Randy Quesnel didn’t attend the Sept. 19 meeting but his wife, Jean, was there to field the board’s questions. She defended the workers’ housing, taking issue with Filion’s description of the area as a “milk room.”
“It’s not a milk room, it’s a bunk house,” she said. “It has a full kitchen, a shower, a bedroom and a living room.”
Quesnel went on to say that a state fire inspector had visited the property months ago and signed off on the dwelling, only requiring that one window be made larger. But no one with the town of Salisbury ever called to request an inspector, and there is no paperwork to prove the visit ever took place. The board asked Quesnel for the fire inspector’s report, but she said she did not have it with her.
It also came to light that the water in the workers’ kitchen and shower is gray water, meaning it is water generated from other uses, such as laundry, dishwashing and bathing. It can be recycled on-site for uses such as landscape irrigation, but is not legally acceptable for use in an occupied dwelling.

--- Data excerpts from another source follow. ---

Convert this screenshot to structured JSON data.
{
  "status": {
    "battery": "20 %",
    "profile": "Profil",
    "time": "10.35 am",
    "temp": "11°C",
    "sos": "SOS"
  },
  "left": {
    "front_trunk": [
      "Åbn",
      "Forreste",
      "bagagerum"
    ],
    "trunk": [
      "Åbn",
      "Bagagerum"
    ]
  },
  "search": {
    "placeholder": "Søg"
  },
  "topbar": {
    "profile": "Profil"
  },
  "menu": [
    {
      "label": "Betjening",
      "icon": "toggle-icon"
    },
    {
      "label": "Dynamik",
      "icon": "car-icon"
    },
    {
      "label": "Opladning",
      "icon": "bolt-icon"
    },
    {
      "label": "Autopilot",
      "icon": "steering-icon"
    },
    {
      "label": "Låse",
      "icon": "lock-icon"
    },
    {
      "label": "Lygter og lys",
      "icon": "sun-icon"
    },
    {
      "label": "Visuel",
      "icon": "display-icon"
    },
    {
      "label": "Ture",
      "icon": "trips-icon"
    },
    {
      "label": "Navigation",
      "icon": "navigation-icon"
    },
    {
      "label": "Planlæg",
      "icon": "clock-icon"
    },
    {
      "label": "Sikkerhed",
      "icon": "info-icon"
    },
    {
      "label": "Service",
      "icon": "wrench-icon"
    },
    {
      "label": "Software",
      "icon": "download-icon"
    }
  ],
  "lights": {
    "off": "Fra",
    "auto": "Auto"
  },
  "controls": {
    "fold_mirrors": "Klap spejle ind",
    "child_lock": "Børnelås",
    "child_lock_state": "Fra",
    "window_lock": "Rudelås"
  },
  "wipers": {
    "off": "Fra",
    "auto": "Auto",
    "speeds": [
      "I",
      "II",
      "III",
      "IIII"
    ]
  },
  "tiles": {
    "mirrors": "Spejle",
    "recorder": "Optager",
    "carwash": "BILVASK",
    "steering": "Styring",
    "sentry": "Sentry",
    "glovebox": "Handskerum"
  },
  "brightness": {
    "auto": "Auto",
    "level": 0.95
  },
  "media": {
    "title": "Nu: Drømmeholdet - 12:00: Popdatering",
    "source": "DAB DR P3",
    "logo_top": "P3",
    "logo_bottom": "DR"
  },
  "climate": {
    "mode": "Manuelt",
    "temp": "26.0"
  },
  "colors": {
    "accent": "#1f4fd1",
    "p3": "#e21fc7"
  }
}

Filion said even if the Quesnels resolve the septic issue, they would need to apply for a change of use permit for the bunkhouse in order for it to be a legal residence.
Quesnel said she and her husband had an engineer draw up plans to install a wastewater system that would run across the road from the farm where they had planned to put a trailer for the workers to live in. She said she cannot afford to implement that plan, and that now they are in the process of drawing up new plans to construct a septic system for the bunkhouse area where the workers are currently living.
With no wastewater system and no certificate of occupancy, DRB Chair Deb Hurlburt asked if the Quesnels could house the workers somewhere else until the septic issue is corrected.
“I have no other option,” Quesnel replied.
DRB member Mary Anne Sullivan then asked Quesnel what actions she would like the board to take and on what grounds.
“Let me put this system in and then I can get a change of use,” she replied, adding that she has a limited window of time with winter on its way.
“We need to have it done by Nov. 1,” Quesnel said.
But Hurlburt was not satisfied.
“We can talk about all the systems and timelines we want,” she said. “But you have farm laborers in inappropriate housing and I’m not OK with that.”
Sullivan then asked Quesnel if she admits that the farm is in violation of Salisbury zoning regulations.
“I’m not going to answer that,” Quesnel replied. “I’m not a lawyer. I don’t think what we’re doing is wrong.”
Sullivan was clearly dissatisfied.
“We don’t let people live in houses without wastewater systems,” she pressed. “Do you deny you violated the regulations?”
After a lengthy pause, Quesnel answered.
“No, I do not,” she said.
Rather than go into deliberation, the DRB agreed to make a Sept. 26 site visit to the bunkhouse, then deliberate and issue a decision at a later date.